Yes, we could do that starting now, but since we haven't up to now, the problem exists. The portsystem version concept was part of the original MacPorts design, predating the involvement of everyone here, so we would have to figure out how it works, whether it was ever fully implemented, what the implications would be of increasing the version, etc.


>> If MacPorts allowed the user to pick an arbitrary old Portfile to install, it is extremely likely that the user would experience an error.
>>  
>> If you are suggesting that we should not only distribute all old portfiles but also keep them all updated as needed, that would be a ludicrous amount of work that nobody would be willing to do.
> 
> This is where being able to restrict dependencies to specific version ranges would be incredibly useful. If you could say that a portfile's dependency requires a version >= 1.3.0 && <= 1.5.2, then you would not need to update that old portfile once the dependency's portfile gets updated to a version beyond 1.5.2.

I don't think I understand. Could you make the example more specific by using (real or made up) port names?


>> Well you spoke of keeping all Portfile versions. So perhaps you're suggesting the user should be able to select from any past version of the port. That's slightly more reasonable than allowing the user to request any version of the software regardless of whether that version has ever been in the portfile, but still completely impossible and unsupportable as far as I can see so far.
> 
> Other PMSes like APT and YUM do exactly that.

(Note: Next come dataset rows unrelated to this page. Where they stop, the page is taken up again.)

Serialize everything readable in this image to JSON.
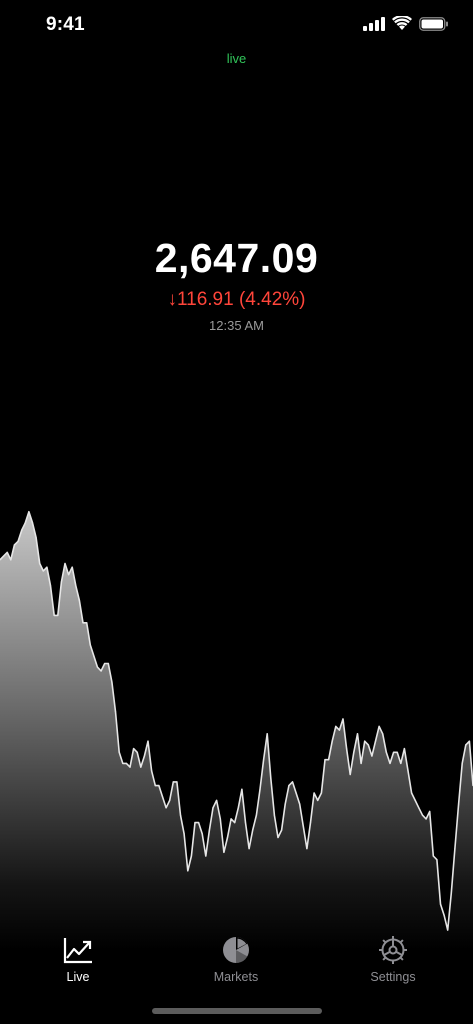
{
  "status_bar": {
    "time": "9:41"
  },
  "header": {
    "live_label": "live"
  },
  "price": {
    "value": "2,647.09",
    "change": "↓116.91 (4.42%)",
    "time": "12:35 AM"
  },
  "tabs": [
    {
      "label": "Live",
      "icon": "line-chart-icon",
      "active": true
    },
    {
      "label": "Markets",
      "icon": "pie-chart-icon",
      "active": false
    },
    {
      "label": "Settings",
      "icon": "gear-icon",
      "active": false
    }
  ],
  "colors": {
    "background": "#000000",
    "live_green": "#31c55a",
    "change_red": "#ff453a",
    "inactive_tab": "#8e8e93",
    "active_tab": "#ffffff"
  },
  "chart_data": {
    "type": "area",
    "title": "",
    "xlabel": "",
    "ylabel": "",
    "grid": false,
    "legend": "none",
    "ylim": [
      0,
      1
    ],
    "values": [
      0.86,
      0.87,
      0.88,
      0.86,
      0.9,
      0.91,
      0.94,
      0.96,
      0.99,
      0.96,
      0.92,
      0.85,
      0.83,
      0.84,
      0.79,
      0.71,
      0.71,
      0.8,
      0.85,
      0.82,
      0.84,
      0.79,
      0.75,
      0.69,
      0.69,
      0.63,
      0.6,
      0.57,
      0.56,
      0.58,
      0.58,
      0.53,
      0.45,
      0.34,
      0.31,
      0.31,
      0.3,
      0.35,
      0.34,
      0.3,
      0.33,
      0.37,
      0.29,
      0.25,
      0.25,
      0.22,
      0.19,
      0.21,
      0.26,
      0.26,
      0.17,
      0.12,
      0.02,
      0.06,
      0.15,
      0.15,
      0.12,
      0.06,
      0.13,
      0.19,
      0.21,
      0.16,
      0.07,
      0.11,
      0.16,
      0.15,
      0.19,
      0.24,
      0.15,
      0.08,
      0.13,
      0.17,
      0.24,
      0.32,
      0.39,
      0.27,
      0.17,
      0.11,
      0.13,
      0.2,
      0.25,
      0.26,
      0.23,
      0.2,
      0.14,
      0.08,
      0.15,
      0.23,
      0.21,
      0.23,
      0.32,
      0.32,
      0.37,
      0.41,
      0.4,
      0.43,
      0.35,
      0.28,
      0.34,
      0.39,
      0.31,
      0.37,
      0.36,
      0.33,
      0.37,
      0.41,
      0.39,
      0.34,
      0.31,
      0.34,
      0.34,
      0.31,
      0.35,
      0.29,
      0.23,
      0.21,
      0.19,
      0.17,
      0.16,
      0.18,
      0.06,
      0.05,
      -0.07,
      -0.1,
      -0.14,
      -0.04,
      0.08,
      0.2,
      0.31,
      0.36,
      0.37,
      0.25
    ]
  }
}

They keep all versions of their package's spec files. How they do this is that their package repositories have a different architecture than how MacPorts is currently laid out.
> 
> [Note: What follows below is a fairly lengthy description of how another package management system works. If you have no interest in such things, here is probably a good place to stop reading.]

Thanks, I am interested to the extent that if someone else has a solution that would work for us, that would be good to know.

You've described how they keep their current and historical "Portfiles" on a server and download them on demand rather than keeping the current ones all pre-downloaded on the user's computer. But you haven't addressed how you could build historical "Portfiles" on a newer OS or compiler version when they would not have been written to account for the new restrictions imposed by that newer OS or compiler version, and we go back to my supposition that a portfile maintainer would be asked to keep updating and patching ever old versions of their portfile.